Have you considered these alternative commercial investment classes?
By Michael Ajaka, Director, Ray White Commercial NSW, Western Sydney
In Sydney and all over Australia commercial investors are spoilt for choice. There are properties available to suit any nearly any budget and investment style, outside of your conventional office, retail and industrial premises.
However, sometimes to find something that fits your needs perfectly you need to choose a slightly unconventional asset class. Child care centres and service stations are two such asset classes, both of which have considerable potential if you choose well.
Ray White research shows that in 2016 $120million worth of childcare properties were sold in NSW alone.
Child care centres
Ray White research shows that in 2016, $120million worth of childcare properties were sold in NSW alone. The majority of these sales were to lower level investors, however, there are assets available at the higher end as well.
Despite massive demand, these assets are still available on the market, with some selling for as little as $1.6million. They’re usually safe and smart investments because tenants will often be large or even national brands and your lease could be as long as 30 years, reducing your risk of vacancy and income interruption.

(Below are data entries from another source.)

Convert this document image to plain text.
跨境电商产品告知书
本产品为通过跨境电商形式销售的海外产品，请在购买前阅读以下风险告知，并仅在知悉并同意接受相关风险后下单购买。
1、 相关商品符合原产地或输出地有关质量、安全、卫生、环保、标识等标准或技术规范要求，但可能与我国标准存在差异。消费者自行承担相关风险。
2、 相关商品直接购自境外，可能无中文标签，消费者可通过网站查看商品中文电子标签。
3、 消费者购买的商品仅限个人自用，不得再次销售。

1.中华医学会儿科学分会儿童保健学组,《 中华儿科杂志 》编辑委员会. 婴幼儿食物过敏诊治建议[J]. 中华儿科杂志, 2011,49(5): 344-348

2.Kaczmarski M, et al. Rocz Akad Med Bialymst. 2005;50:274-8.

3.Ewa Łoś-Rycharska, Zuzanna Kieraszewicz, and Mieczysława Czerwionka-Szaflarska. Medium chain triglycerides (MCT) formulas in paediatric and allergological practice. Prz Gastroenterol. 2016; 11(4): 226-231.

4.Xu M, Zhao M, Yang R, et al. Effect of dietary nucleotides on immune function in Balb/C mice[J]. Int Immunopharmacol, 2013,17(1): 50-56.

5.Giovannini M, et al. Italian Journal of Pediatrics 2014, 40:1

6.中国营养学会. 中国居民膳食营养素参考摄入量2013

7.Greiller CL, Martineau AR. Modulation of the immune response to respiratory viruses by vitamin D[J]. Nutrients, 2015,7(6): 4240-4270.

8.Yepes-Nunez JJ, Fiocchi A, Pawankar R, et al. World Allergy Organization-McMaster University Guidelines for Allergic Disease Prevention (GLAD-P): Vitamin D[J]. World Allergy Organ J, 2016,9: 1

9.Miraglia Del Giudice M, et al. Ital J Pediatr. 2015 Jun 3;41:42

Your tenant will also usually be responsible for all child safety compliance additions that the property needs and many other outgoing costs. That means if you find a reliable tenant and a well-suited property you could find yourself an easy set-and-forget investment.
Your lease could be as long as 30 years, reducing your risk of vacancy and income interruption.
Similar to child care centres, service stations had a near-record breaking year – over $427million in stock changed hands in NSW last year. This indicates that service stations could be easier to come across then child care centres.
They’re ideal investment assets because, just like child care centres, they’re usually tenanted by large national companies that prefer longer leases of 10, 15, 20 or even 30 years. Because of the size of the tenant’s enterprise rent collection should never be a problem, and your investment income will remain solid.
What’s more – such assets often have 2-3 per cent annual rental increases written into the lease so your rental income and perhaps even the value of your asset should only go up. Again, your tenant may be responsible for all maintenance costs and most other outgoings (such as land tax).
Service stations and child care centres are generally seen as low-risk investments.
Service stations and child care centres are generally seen as low-risk investments. For that reason, banks are often more inclined to lend to purchasers with the intention of buying them, as opposed to development and other more risky investments.
However, no investment is without risk. It’s what you do to minimise that risk that will really make the difference. Just like with any commercial property you should select assets in easily accessible locations, consider the competing businesses nearby and always select a well known company as a tenant if possible.
If your property ticks all of those boxes you may find yourself on the fast track to investment success. In that case, a service station in NSW could yield north of 6 per cent, whereas child care centres could return on average from 5.5 – 7 per cent net of outgoings – solid returns that make these assets great long-term, low maintenance investments. Yields differ across Australia but the fundamental essentials of these investment classes remain the same.
When you’re ready to invest, get help from an experienced professional when selecting a property, and you’ll minimise the risk involved even further and increase your chances of success.